Melissa (Perrey Reeves) gets Ari (Jeremy Piven) to therapy, feeling that his new behavior in trying to avoid Vince is impacting his life. Ari rebuffs this claim, although he later ignores a request by Barbara (Beverly D'Angelo) in firing an employee after the man says his wife left him. Ari interrupts the therapist, Dr. Marcus (Nora Dunn), during her break, asking for her help. While she suggests he could improve his life by using compassion, Ari still wants to go back to his old persona. He enthusiastically returns to his office, and happily fires the employee, telling the others that he will be less tolerant in their activities.
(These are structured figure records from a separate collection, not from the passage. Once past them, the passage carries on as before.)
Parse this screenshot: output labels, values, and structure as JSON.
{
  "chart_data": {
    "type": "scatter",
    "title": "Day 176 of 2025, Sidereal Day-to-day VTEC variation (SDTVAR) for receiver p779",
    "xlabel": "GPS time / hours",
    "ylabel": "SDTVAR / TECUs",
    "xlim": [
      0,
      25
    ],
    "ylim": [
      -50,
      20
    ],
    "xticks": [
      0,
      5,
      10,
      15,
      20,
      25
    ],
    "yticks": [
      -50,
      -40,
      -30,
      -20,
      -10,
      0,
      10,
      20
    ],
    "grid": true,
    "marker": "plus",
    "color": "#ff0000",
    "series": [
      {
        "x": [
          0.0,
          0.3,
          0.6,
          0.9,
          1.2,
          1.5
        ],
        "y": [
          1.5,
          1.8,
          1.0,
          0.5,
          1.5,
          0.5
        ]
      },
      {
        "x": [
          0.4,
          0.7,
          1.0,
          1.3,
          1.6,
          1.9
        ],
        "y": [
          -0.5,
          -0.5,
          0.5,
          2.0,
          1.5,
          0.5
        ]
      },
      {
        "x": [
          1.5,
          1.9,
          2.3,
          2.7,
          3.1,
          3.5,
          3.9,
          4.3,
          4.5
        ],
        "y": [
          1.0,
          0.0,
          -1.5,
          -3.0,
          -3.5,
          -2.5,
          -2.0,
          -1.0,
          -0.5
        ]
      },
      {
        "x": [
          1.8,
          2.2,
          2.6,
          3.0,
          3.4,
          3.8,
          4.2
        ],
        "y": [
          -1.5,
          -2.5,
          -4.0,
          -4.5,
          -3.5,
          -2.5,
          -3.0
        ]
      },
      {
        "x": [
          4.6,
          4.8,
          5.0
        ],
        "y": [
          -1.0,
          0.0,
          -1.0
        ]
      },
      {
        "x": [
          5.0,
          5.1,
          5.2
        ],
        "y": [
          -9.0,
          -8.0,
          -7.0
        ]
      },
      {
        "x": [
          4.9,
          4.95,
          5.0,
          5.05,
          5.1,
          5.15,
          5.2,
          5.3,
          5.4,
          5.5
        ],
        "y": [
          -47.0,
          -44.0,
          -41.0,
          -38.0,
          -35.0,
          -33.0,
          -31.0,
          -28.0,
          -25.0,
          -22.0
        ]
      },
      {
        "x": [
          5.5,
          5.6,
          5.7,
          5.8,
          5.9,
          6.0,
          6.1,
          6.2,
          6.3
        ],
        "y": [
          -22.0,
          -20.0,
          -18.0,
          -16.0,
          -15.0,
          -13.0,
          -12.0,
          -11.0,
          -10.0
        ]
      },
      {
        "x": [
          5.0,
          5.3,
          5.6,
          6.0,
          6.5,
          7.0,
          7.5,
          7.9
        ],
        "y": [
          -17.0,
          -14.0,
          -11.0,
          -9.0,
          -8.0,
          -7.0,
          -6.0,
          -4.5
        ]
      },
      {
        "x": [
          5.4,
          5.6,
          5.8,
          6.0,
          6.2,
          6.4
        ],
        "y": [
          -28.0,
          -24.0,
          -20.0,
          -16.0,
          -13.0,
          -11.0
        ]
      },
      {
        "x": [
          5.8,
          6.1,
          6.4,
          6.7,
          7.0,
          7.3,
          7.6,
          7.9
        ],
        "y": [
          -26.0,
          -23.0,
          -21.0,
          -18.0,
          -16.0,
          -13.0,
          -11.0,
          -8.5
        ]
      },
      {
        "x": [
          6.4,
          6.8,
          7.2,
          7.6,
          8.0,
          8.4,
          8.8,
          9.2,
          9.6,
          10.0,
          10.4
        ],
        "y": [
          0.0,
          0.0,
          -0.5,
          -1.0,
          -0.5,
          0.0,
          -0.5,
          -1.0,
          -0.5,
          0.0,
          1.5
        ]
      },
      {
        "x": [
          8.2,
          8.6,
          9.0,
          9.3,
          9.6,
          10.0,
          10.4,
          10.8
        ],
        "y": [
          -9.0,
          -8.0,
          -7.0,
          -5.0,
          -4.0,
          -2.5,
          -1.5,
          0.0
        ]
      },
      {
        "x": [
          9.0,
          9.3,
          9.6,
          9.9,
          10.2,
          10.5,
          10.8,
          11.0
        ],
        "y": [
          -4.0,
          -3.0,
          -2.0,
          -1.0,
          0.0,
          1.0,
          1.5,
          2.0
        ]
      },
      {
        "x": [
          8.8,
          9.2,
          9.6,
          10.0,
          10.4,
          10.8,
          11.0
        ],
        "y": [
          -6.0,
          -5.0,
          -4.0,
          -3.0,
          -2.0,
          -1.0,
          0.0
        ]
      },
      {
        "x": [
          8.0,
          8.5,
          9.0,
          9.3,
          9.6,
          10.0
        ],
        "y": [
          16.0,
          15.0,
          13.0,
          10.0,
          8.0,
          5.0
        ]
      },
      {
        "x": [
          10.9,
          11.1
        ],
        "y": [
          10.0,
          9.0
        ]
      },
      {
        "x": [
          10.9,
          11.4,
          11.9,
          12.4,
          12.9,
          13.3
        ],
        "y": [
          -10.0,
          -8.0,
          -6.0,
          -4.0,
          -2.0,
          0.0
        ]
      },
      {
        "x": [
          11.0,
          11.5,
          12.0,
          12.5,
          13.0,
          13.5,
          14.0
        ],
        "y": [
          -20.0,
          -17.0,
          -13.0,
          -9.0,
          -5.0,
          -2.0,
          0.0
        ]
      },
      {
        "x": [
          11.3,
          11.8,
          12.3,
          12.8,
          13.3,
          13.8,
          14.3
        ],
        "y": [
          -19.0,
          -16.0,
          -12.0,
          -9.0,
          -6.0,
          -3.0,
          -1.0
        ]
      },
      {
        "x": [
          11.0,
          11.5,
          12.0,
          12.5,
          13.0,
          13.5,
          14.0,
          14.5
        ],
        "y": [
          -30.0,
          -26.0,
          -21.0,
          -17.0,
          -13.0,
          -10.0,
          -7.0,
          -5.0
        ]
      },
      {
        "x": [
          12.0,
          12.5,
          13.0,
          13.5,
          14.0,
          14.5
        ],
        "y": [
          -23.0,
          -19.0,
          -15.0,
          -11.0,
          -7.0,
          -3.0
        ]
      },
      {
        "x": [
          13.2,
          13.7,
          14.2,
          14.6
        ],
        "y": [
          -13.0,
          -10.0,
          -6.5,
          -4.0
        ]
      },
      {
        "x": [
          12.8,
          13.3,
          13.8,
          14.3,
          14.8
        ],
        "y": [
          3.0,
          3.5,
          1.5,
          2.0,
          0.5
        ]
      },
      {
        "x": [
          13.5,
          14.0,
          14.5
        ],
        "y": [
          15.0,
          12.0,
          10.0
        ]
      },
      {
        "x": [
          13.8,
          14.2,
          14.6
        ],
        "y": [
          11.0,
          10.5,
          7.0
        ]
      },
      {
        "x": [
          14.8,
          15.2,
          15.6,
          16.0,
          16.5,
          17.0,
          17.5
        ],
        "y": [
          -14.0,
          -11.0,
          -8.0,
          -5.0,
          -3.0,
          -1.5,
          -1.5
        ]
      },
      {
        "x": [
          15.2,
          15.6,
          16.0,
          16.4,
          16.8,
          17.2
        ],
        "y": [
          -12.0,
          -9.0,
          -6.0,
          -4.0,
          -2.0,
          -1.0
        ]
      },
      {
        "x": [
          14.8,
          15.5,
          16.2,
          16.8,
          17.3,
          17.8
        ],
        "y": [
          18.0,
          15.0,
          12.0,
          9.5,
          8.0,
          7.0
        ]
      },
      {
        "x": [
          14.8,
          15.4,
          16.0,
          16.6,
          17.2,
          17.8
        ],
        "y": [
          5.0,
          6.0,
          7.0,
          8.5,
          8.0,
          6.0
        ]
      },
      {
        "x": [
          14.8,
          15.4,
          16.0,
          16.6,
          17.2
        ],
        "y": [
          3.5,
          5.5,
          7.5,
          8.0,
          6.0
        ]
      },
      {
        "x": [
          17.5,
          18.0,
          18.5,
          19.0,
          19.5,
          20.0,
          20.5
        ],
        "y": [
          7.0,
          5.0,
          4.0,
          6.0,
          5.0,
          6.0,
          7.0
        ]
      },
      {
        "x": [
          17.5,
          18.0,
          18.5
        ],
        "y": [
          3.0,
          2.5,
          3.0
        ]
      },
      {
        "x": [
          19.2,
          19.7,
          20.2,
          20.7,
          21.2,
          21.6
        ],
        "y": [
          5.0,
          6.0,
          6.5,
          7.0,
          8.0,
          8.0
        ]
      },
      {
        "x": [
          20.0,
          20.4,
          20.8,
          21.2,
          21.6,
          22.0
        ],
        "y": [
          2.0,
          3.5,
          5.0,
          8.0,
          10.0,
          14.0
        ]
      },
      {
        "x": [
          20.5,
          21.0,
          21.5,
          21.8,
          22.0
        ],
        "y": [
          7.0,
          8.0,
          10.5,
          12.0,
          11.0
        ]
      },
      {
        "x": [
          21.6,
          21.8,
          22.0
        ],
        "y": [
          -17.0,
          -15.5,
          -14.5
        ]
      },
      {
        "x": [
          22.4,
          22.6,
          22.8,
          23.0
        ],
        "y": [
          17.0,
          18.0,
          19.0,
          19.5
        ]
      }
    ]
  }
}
Vince and Eric dine with Amanda to explain the decision in passing on the project, upsetting Amanda as she believes Ari is influencing Vince. During this, Vince compliments Amanda's looks, surprising her. The boys debate on the aftermath, questioning if Vince should find a new agent as his relationship with Amanda might be impacted. Vince is then called by Amanda, who asks him if he thinks she is "sexy". When Vince says yes, Amanda suggests they should have sex to liberate any sexual tension from their working relationship. Vince agrees, and leaves to meet her within 20 minutes.

==Production==
===Development===
The episode was written by series creator Doug Ellin, Marc Abrams, and Michael Benson, and directed by co-executive producer Julian Farino. This was Ellin's 24th writing credit, Abrams' third writing credit, Benson's third writing credit, and Farino's 20th directing credit.

==Reception==
===Viewers===
In its original American broadcast, "Manic Monday" was seen by an estimated 3.63 million household viewers with a 2.0/5 in the 18–49 demographics. This means that 2 percent of all households with televisions watched the episode, while 5 percent of all of those watching television at the time of the broadcast watched it. This was a 6% decrease in viewership from the previous episode, which was watched by an estimated 3.85 million household viewers with a 2.3/6 in the 18–49 demographics.

===Critical reviews===
"Manic Monday" received mixed reviews from critics. Ahsan Haque of IGN gave the episode a "good" 7 out of 10 and wrote, "This episode was actually shorter in length that the previous episode, and as such, didn't have much in terms of plot advancement. Basically all that really happened was that Ari lost his edge, but got it back by the end of the episode, and Vince ends up deciding to jump into bed with his agent."

Alan Sepinwall wrote, "The Ari stuff was funny, with both Bryan Callen and Nora Dunn working as good foils, but I'm so bored I'm not sure I'll even want to keep watching once HBO starts showing the episodes I haven't seen yet." Trish Wethman of TV Guide wrote, "It was quite amusing to watch Ari on the golf course with Dr. Marcus, experiencing a sort of reverse breakthrough as he slowly realized that he needs to stop evolving and reclaim his anger."

Paul Katz of Entertainment Weekly wrote, "And so Ari came to a crossroads: become a better person or remain the agent he's always been. Happily for us, Ari choose the low road and returned to the office for a round of firing, stealing candy bars from chubby coworkers, and cursing up a storm." Jonathan Toomey of TV Squad wrote, "This was an extremely solid episode and quite possibly the best one we've gotten from season three. The only one I can recall liking as much was "Vegas Baby, Vegas," and that one was good partly due to it not having any real ties to the rest of the season. It sat by itself. This episode sticks right to the story line we've been running with and that makes it all that much better in my book."

Jeremy Piven submitted this episode for consideration for Outstanding Supporting Actor in a Comedy Series at the 59th Primetime Emmy Awards. He would win the award, which made it his second win in a row.